Parliament House Resort closes, ending an LGBTQ era:
In what felt like losing a beloved relative, venerable Orlando gay club, theater and resort Parliament House closed the doors of its Orange Blossom Trail location permanently in November, after 40 halcyon years of revelry and liberation. Owners Don Granatstein and Susan Unger weren't able to secure the cash they needed to stave off foreclosure, and so the landmark was shuttered. Even worse, the current owners of the property plan to raze the buildings. Granatstein and Unger say they plan to relocate, but it's hard to imagine any place capturing the same spark and stardust the original P-House was imbued with.

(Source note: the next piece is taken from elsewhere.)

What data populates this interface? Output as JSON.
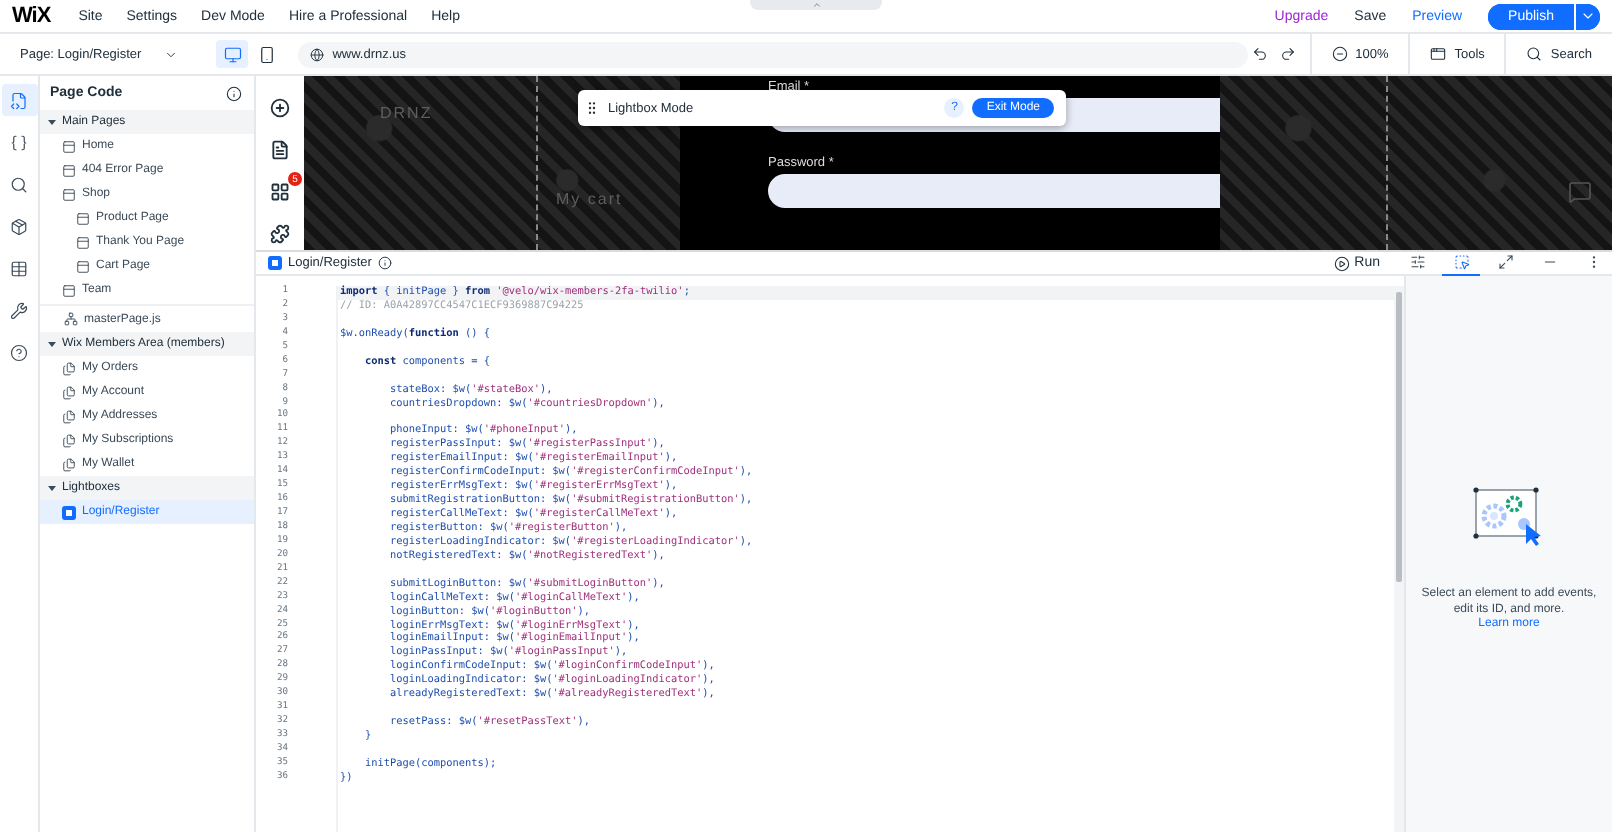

The Ocoee Massacre finally gets proper recognition:
After a shockingly, shamefully long time, Orange County finally owned up to its history of racist violence when the History Center mounted a massive exhibition marking the July Perry lynching and the heinous massacre of Black landowners that started on Election Day in 1920, when two Black men went to the Ocoee polls to vote. Not only were they chased down, beaten and shot, the incident sparked a riot among white residents, who took the opportunity to destroy Black-owned property, assault and murder Black citizens, and eventually drive out every Black person living there. A hundred years after that horrifying day, many Orlandoans admitted they had no idea it had ever happened. Every person in Orlando was lessened by living in denial or unwitting ignorance of their history — not to mention the significant fact that the stolen land that would have been the basis of Black generational wealth instead went to white families. While Florida perpetrated its own version of Black voter disenfranchisement in 2020 with their mangled rendition of Amendment 4, at least 2020 was the year eyes started to open.